An analysis by the University of Pennsylvania’s Penn Wharton Budget Model estimates that this act would cause inflation to rise “very slightly” through 2024 and then fall in subsequent years.
It would also reduce accumulated federal deficits by $248 billion over the next decade, according to the analysis.
A summary from Senate Democrats predicts the bill would reduce the federal deficit by about $300 billion.
Although the bill is still largely focused on addressing environmental issues, there is a wide range of provisions that would affect the entire economy, including the health care sector.
Lisa Smith, vice president of advocacy and public policy for the Catholic Health Association of the United States, said the bill would extend expanded subsidies to uninsured people to pay for health insurance under the Affordable Care Act through 2025. Households with incomes up to 400% of the federal poverty level, or about $106,000 for a family of four, would be able to receive assistance to pay health care premiums. insurance.
The expanded grants were due to end in December as part of the US bailout enacted in response to the pandemic.
“When it went into effect (as part of the US bailout), we saw a 20% increase in people eligible for grants,” Smith said.
Another provision caps premium payments at 8.5% of income.
For those eligible for Medicaid, the bill will cover the cost of vaccines. Smith said about 4.1 million people will be eligible for free vaccines.
She also welcomed a provision that will allow the Medicare program to negotiate the cost of a limited number of prescription drugs. The change is expected to result in significant cost savings from 2026. Currently, drug manufacturers set drug prices.
In a related step, the bill caps drug costs for seniors at $2,000. Smith said the law would allow those costs to be spread over 12 months rather than being paid all at once before the limit takes effect.
Smith added that the health care provisions will help hospitals and long-term care facilities as they continue to battle the effects of the pandemic which have cost supplies and staff and led to shortages. of staff.
“It will reduce the cost of uncompensated care,” she said, especially as people remain eligible for subsidies to pay health insurance premiums.
Meanwhile, major revenue-generating measures under the Inflation Reduction Act would offset the costs of its spending and tax incentives. They understand:
— The establishment of an alternative minimum tax of 15% on corporations with at least $1 billion in revenue. The Congressional Budget Office estimates the tax would generate $313 billion in fiscal years 2023 through 2030.
— Providing $80 billion to the IRS, more than half of which boosted the agency’s tax collection efforts.
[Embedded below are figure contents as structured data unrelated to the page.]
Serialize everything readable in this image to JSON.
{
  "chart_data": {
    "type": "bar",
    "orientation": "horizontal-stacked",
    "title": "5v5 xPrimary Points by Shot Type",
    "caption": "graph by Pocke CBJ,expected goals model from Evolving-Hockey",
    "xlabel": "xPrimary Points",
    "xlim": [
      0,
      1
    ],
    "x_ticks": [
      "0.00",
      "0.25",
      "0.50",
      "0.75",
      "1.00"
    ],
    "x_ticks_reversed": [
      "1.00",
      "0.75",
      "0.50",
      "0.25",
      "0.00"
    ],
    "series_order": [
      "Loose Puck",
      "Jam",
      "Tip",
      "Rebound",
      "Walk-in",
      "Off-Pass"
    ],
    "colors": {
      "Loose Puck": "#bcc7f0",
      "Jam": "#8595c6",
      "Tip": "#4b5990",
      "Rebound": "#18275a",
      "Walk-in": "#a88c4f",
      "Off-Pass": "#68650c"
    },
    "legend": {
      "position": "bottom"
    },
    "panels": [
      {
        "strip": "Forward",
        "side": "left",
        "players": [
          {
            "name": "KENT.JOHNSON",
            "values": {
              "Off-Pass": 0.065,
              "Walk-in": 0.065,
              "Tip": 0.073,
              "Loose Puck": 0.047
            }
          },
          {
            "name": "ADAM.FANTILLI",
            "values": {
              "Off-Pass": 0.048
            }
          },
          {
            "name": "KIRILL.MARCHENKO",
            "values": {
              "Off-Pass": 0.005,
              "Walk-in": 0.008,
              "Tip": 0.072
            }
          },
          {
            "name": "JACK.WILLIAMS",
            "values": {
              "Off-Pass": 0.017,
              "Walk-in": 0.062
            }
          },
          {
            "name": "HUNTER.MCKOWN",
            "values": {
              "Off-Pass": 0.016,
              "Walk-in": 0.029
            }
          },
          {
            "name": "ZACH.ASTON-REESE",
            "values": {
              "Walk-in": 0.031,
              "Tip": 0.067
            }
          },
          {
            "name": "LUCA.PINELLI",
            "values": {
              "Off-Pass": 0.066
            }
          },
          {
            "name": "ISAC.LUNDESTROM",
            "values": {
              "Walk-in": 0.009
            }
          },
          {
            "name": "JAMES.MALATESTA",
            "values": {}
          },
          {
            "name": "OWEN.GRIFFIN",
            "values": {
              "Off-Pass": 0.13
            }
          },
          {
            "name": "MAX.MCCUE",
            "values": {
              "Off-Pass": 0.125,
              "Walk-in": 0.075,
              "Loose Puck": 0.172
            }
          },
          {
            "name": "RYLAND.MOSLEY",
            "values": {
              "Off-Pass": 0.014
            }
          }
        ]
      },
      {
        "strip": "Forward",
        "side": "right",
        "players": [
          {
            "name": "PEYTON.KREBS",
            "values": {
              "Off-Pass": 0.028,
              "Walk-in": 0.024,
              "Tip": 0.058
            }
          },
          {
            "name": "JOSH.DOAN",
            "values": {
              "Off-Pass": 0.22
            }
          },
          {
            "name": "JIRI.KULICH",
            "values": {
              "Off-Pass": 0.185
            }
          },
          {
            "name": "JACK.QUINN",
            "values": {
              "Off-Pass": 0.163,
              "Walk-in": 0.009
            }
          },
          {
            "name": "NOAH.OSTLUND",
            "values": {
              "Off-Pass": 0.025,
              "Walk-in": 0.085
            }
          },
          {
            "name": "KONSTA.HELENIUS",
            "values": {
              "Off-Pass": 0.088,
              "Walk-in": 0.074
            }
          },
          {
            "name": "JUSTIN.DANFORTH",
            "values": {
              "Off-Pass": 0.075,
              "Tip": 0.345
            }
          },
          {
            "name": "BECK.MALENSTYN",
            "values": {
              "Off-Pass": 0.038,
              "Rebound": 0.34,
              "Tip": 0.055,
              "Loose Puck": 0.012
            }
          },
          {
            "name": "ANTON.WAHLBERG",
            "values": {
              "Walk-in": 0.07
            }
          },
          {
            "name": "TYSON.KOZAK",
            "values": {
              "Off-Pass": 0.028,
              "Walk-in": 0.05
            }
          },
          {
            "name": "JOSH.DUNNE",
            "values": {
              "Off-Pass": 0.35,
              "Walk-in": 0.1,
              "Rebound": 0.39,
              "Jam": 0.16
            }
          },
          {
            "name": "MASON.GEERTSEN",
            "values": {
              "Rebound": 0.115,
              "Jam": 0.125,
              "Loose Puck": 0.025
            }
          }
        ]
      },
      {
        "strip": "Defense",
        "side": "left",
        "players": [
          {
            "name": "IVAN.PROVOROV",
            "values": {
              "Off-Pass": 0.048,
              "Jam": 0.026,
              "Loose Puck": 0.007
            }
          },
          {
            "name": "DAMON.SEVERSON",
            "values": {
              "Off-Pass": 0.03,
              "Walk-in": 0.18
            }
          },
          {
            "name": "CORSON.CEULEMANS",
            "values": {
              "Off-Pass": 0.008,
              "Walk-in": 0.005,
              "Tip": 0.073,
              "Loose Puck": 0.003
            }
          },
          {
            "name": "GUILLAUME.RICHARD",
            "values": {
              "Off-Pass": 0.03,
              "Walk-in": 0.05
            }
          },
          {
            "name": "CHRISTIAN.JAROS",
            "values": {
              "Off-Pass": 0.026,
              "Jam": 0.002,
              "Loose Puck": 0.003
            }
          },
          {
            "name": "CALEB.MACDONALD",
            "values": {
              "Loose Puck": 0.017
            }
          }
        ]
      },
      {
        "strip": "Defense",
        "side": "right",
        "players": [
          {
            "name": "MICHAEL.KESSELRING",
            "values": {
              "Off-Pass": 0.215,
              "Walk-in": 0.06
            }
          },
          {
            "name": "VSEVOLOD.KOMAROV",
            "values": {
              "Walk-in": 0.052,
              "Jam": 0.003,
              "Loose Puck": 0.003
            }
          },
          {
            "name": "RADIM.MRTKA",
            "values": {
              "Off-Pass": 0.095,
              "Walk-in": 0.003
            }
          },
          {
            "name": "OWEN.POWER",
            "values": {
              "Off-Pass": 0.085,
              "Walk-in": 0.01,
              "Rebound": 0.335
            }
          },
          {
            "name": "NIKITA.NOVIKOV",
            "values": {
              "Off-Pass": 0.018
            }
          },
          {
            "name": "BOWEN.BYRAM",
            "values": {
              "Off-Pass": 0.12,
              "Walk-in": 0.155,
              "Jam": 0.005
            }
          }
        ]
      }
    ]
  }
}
The Congressional Budget Office projects the proposal would result in $204 billion in additional revenue through 2030, a net gain of $124 billion.
Catholic Charities USA also welcomed the Senate vote and counted on the House of Representatives to do the same.
“It is a positive bill. There are many positives,” Anthony Granado, vice president of government relations, told CNS.
Still, the agency is disappointed that provisions for housing assistance and child nutrition were left out.
Granado said Catholic Charities will pursue broader funding for vital social services during upcoming negotiations on appropriation bills for fiscal year 2023 at a time when rents continue to rise rapidly and more people visit. food banks as they grapple with high food costs.
One of the main concerns is the re-enforcement of the enhanced child tax credit, Granado said, pointing to the success it had had before it expired in December.
A priority of social service agencies and advocates for low- and middle-income families, the enhanced child tax credit was in place for most of 2021 as part of the US bailout.
Across the country, parents said they are better able to provide for their families’ food and other needs thanks to the additional payments received under the expanded credit.
The credit covered 61 million children in more than 36 million households, according to Columbia University’s Center on Poverty and Social Policy. The monthly payment in November kept 3.7 million children out of poverty, the center found.